When you embed one of these in a class, you make it a public variable, and the range is still enforced. In the client code, there's no real argument over syntax -- you're just assigning to a public variable, like you would any other -- with the minor detail that attempting to assign a value that's out of range will throw an exception. In theory, the class should probably take a policy template-parameter to specify exactly what it does in that case, but I've never had a real reason to bother with that.

The best thing is to provide a real OO interface to the client that hides implementaton details. Getters and Setters are not OO.

As others have said, use pointers if null is a possibility.
In most cases, I prefer to use references when possible. Personally, in my code, I like to use the distinction between pointers and references to signal ownership. I think of calls with references as "loaning" an object to another function or class. The original class that passed or returned the reference still owns it, and is responsible for its creation, maintenance and clean up. When my code passes a non-const pointer, on the other hand, it usually means that there's some kind of transfer or sharing of ownership going on, with all the responsibilities that entails.
(And yes, I usually use smart pointers. Those are akin to references in my mind. I'm talking about lower level code than that here.)

whats the difference between them?
The reference is an alias of the thing(it is the thing*). A pointer is the address of the thing. If there's a chance that what's pointed to won't be there, then you probably don't want to return references. References tell the caller "I'm going to give you an alias that will exist when I return it to you". In fact there's really no way to check the reference to see if what's underlying is valid.
With the pointer, semantically, you are implying that the caller may wish to check to see if Member exists before using it. Ussually this is done with a NULL check.
Ultimately there's no "right" answer. It depends on the class's contract and if the caller will/should/wants to check whether "Member" is still around.
The short answer is pointers for things that can be pointed elsewhere and references for "unseated" aliases.
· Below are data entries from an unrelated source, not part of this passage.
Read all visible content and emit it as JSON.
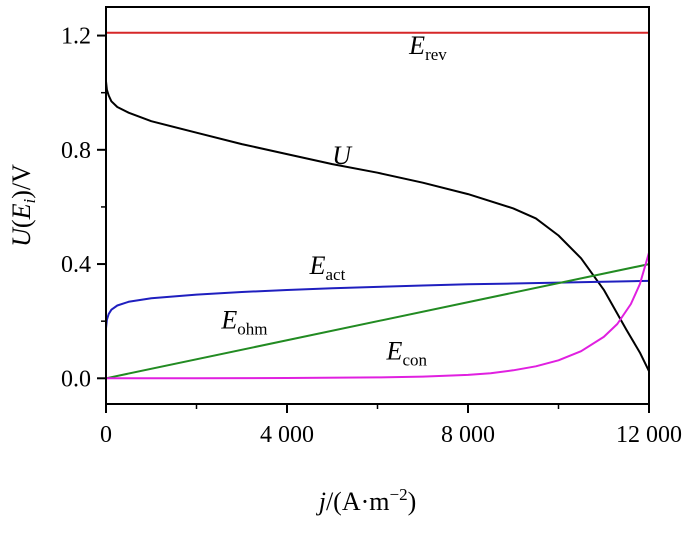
{
  "chart_data": {
    "type": "line",
    "title": "",
    "xlabel": {
      "base": "j",
      "mid": "/(A·m",
      "sup": "−2",
      "end": ")"
    },
    "ylabel": {
      "u": "U",
      "open": "(",
      "e": "E",
      "esub": "i",
      "close": ")/V"
    },
    "xlim": [
      0,
      12000
    ],
    "ylim": [
      -0.09,
      1.3
    ],
    "grid": false,
    "xticks": [
      {
        "value": 0,
        "label": "0"
      },
      {
        "value": 4000,
        "label": "4 000"
      },
      {
        "value": 8000,
        "label": "8 000"
      },
      {
        "value": 12000,
        "label": "12 000"
      }
    ],
    "yticks": [
      {
        "value": 0.0,
        "label": "0.0"
      },
      {
        "value": 0.4,
        "label": "0.4"
      },
      {
        "value": 0.8,
        "label": "0.8"
      },
      {
        "value": 1.2,
        "label": "1.2"
      }
    ],
    "series": [
      {
        "key": "erev",
        "base": "E",
        "sub": "rev",
        "color": "#d62728",
        "label_at": [
          6700,
          1.135
        ],
        "x": [
          0,
          12000
        ],
        "y": [
          1.21,
          1.21
        ]
      },
      {
        "key": "u",
        "base": "U",
        "sub": "",
        "color": "#000000",
        "label_at": [
          5000,
          0.75
        ],
        "x": [
          0,
          20,
          60,
          120,
          250,
          500,
          1000,
          2000,
          3000,
          4000,
          5000,
          6000,
          7000,
          8000,
          9000,
          9500,
          10000,
          10500,
          11000,
          11500,
          11800,
          12000
        ],
        "y": [
          1.04,
          1.01,
          0.99,
          0.97,
          0.95,
          0.93,
          0.9,
          0.86,
          0.82,
          0.785,
          0.75,
          0.72,
          0.685,
          0.645,
          0.595,
          0.56,
          0.5,
          0.42,
          0.31,
          0.17,
          0.09,
          0.025
        ]
      },
      {
        "key": "eact",
        "base": "E",
        "sub": "act",
        "color": "#1f1fbf",
        "label_at": [
          4500,
          0.365
        ],
        "x": [
          0,
          20,
          60,
          120,
          250,
          500,
          1000,
          2000,
          3000,
          4000,
          5000,
          6000,
          7000,
          8000,
          9000,
          10000,
          11000,
          12000
        ],
        "y": [
          0.175,
          0.205,
          0.225,
          0.24,
          0.255,
          0.268,
          0.28,
          0.293,
          0.302,
          0.309,
          0.315,
          0.32,
          0.325,
          0.329,
          0.332,
          0.335,
          0.338,
          0.341
        ]
      },
      {
        "key": "eohm",
        "base": "E",
        "sub": "ohm",
        "color": "#228b22",
        "label_at": [
          2550,
          0.175
        ],
        "x": [
          0,
          12000
        ],
        "y": [
          0.0,
          0.4
        ]
      },
      {
        "key": "econ",
        "base": "E",
        "sub": "con",
        "color": "#e020e0",
        "label_at": [
          6200,
          0.065
        ],
        "x": [
          0,
          2000,
          4000,
          6000,
          7000,
          8000,
          8500,
          9000,
          9500,
          10000,
          10500,
          11000,
          11300,
          11600,
          11800,
          12000
        ],
        "y": [
          0,
          0.0005,
          0.001,
          0.003,
          0.006,
          0.012,
          0.018,
          0.028,
          0.042,
          0.063,
          0.095,
          0.145,
          0.19,
          0.26,
          0.33,
          0.44
        ]
      }
    ]
  }
}
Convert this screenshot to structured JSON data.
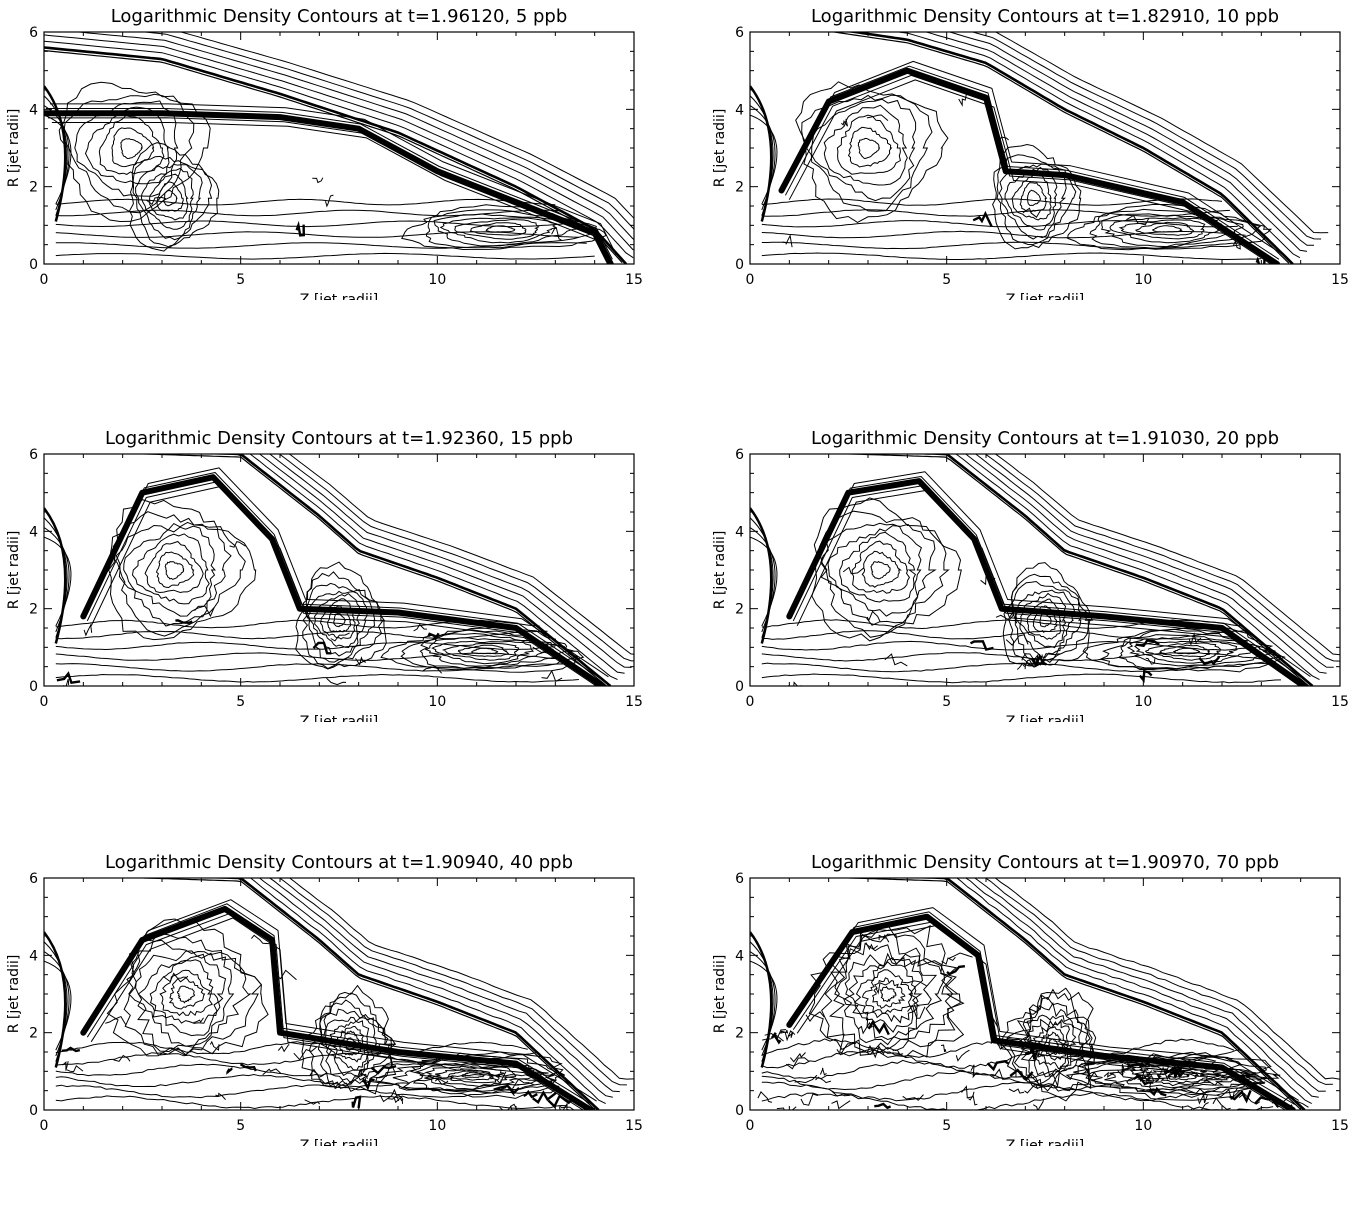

In addition to the other answers, if you choose references for the getter don't write it like in your example:
YourClass &Member(){
return *this->pMember;
}
Your getter actually allows setting, as in instance->Member() = YourClass(); and thus bypassing your setter. This might not be allowed if YourClass is noncopyable, but is still another thing to have in mind. Another drawback is the getter is not const.
Instead, write your getter like this:
const YourClass &Member() const {
return *this->pMember;
}

+1 on questioning the use of setters and getters. If you must use them and have the possibility of nulls consider using boost::shared_ptr. This way ownership is handled for you.

Jonathan, what compiler are you using? There's a great chance that shared_ptr already comes shipped with it as part of the compiler's TR1 implementation.